BATULICIN – Pemerintah Kabupaten Tanah Bumbu menggelar Pelatihan Akses Permodalan bagi Usaha Mikro Tahun 2026 di Aula Sunrise Guest House, Senin (7/9). Kegiatan tersebut diikuti 30 pelaku usaha mikro dari seluruh kecamatan di Tanah Bumbu.
Pelatihan dilaksanakan Pemkab Tanah Bumbu melalui Dinas Perdagangan, Koperasi, Usaha Mikro, Perdagangan, dan Perindustrian untuk meningkatkan pemahaman pelaku usaha mengenai akses pembiayaan dan pengelolaan modal.
Bupati Tanah Bumbu Andi Rudi Latif melalui Plt. Kepala Diskumdagri Eryanto Rais yang disampaikan Plh. Kepala Bidang Koperasi dan Usaha Mikro Rahman Arief mengatakan, usaha mikro memiliki peran penting dalam menggerakkan perekonomian daerah, membuka lapangan kerja, dan meningkatkan kesejahteraan masyarakat.
Menurutnya, keterbatasan modal masih menjadi salah satu kendala pelaku usaha dalam meningkatkan produksi, menambah persediaan, membeli peralatan, maupun memperluas pemasaran.
“Pemerintah daerah ingin memastikan persoalan modal tidak lagi menjadi penghambat utama bagi UMKM yang memiliki potensi untuk berkembang,” ujarnya.
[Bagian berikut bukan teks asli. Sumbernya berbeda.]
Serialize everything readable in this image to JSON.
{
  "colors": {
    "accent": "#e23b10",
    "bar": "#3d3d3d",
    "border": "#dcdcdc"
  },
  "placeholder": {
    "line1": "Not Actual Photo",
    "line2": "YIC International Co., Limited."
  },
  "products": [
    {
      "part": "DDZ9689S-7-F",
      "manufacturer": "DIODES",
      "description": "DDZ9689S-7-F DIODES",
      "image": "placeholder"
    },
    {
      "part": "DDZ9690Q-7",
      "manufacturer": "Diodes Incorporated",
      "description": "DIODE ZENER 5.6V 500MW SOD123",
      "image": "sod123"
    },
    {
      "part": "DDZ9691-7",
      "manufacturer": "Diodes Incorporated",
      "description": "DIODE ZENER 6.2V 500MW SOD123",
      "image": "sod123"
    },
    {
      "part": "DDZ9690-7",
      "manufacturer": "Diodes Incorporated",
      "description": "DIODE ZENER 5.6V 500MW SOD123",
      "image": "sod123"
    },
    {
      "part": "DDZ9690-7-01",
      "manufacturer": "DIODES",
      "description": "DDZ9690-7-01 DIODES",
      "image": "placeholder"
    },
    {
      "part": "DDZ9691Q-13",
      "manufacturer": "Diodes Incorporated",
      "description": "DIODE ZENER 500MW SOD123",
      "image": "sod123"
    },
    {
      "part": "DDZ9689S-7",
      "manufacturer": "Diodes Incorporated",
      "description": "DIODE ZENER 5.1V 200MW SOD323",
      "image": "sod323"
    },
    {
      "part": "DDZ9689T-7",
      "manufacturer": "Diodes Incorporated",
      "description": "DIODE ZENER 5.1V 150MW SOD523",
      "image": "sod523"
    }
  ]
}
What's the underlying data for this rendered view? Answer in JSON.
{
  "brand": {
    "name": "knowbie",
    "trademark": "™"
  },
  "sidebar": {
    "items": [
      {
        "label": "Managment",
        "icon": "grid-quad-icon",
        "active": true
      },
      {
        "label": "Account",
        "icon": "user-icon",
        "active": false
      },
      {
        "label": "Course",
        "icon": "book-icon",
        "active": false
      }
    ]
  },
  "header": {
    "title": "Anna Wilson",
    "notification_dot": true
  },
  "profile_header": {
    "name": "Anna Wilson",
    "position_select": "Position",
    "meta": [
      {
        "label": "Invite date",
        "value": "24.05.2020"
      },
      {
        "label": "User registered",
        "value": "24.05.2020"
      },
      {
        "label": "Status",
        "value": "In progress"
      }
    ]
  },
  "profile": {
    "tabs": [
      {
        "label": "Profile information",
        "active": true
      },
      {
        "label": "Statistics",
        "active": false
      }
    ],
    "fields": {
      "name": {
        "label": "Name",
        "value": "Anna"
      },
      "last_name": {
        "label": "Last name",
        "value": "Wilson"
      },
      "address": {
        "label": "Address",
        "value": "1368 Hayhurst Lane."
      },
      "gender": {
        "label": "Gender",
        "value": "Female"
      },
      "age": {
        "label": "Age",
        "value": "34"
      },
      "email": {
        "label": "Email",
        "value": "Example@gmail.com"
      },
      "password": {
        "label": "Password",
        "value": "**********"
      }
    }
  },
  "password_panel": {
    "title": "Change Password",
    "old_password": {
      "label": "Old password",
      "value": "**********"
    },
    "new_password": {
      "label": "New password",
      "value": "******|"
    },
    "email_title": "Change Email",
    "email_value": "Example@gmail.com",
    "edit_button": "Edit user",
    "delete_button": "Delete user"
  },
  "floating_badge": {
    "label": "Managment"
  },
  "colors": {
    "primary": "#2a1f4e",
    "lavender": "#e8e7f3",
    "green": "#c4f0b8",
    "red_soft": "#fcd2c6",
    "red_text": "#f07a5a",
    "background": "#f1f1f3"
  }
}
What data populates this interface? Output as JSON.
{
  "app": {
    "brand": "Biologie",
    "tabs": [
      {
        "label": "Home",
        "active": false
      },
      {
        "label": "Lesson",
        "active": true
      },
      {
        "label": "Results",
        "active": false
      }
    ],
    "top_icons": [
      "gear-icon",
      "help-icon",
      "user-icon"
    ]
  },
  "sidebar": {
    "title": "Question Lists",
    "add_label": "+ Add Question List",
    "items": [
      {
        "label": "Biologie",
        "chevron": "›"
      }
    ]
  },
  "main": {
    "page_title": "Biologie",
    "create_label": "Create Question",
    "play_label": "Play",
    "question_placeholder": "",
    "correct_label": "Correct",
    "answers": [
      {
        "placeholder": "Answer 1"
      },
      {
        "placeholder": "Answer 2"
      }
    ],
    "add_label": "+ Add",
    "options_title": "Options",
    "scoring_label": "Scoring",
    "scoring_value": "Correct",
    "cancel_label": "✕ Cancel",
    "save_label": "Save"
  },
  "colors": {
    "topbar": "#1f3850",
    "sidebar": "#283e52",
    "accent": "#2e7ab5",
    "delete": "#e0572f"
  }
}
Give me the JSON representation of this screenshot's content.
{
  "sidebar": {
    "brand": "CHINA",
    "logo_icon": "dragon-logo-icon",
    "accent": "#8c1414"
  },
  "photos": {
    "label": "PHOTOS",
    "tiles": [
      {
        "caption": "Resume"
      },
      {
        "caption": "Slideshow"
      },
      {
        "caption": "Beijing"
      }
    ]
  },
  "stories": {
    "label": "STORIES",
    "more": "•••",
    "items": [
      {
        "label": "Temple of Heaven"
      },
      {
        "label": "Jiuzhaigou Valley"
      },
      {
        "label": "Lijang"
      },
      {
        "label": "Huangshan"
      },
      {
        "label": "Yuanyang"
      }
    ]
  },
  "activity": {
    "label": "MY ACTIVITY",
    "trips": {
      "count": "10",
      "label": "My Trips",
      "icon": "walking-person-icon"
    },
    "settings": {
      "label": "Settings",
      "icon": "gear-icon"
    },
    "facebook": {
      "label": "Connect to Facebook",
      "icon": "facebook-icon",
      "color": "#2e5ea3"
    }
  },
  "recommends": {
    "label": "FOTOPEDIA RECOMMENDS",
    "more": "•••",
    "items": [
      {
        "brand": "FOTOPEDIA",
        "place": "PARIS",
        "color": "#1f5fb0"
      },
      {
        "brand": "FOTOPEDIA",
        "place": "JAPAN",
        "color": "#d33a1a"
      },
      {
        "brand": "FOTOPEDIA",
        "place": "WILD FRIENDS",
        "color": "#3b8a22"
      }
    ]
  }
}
Salah satu dukungan yang diberikan Pemkab Tanah Bumbu yakni melalui program Kredit BerAksi Bunga Subsidi 0 Persen untuk Usaha Mikro (BerSERI) yang bekerja sama dengan Bank Kalsel.
Program tersebut ditujukan untuk mempermudah akses pembiayaan sekaligus mengurangi beban bunga pelaku usaha mikro sehingga dapat meningkatkan kapasitas dan mengembangkan usaha.
Dalam pelatihan tersebut, narasumber dari Bank Kalsel Cabang Batulicin, Muhammad Harfin Idiar, menjelaskan persyaratan program Kredit BerSERI. Program itu diperuntukkan bagi warga negara Indonesia yang memiliki usaha produktif dan layak dibiayai, telah menjalankan usaha minimal 12 bulan, serta tidak memiliki riwayat sebagai debitur bermasalah dalam enam bulan terakhir.
Sementara itu, narasumber dari Balai Diklat Koperasi dan Usaha Kecil Provinsi Kalimantan Selatan, Rohadi Nursetya Wibawa, memberikan materi mengenai strategi mengakses permodalan serta pengelolaan dana pinjaman untuk kebutuhan operasional dan pengembangan usaha.
Pemkab Tanah Bumbu berharap pelatihan tersebut dapat meningkatkan kemampuan pelaku usaha dalam mengakses pembiayaan dan mengelola modal secara produktif. Dengan demikian, usaha mikro diharapkan dapat meningkatkan omzet, membuka lapangan kerja, dan turut memperkuat perekonomian daerah.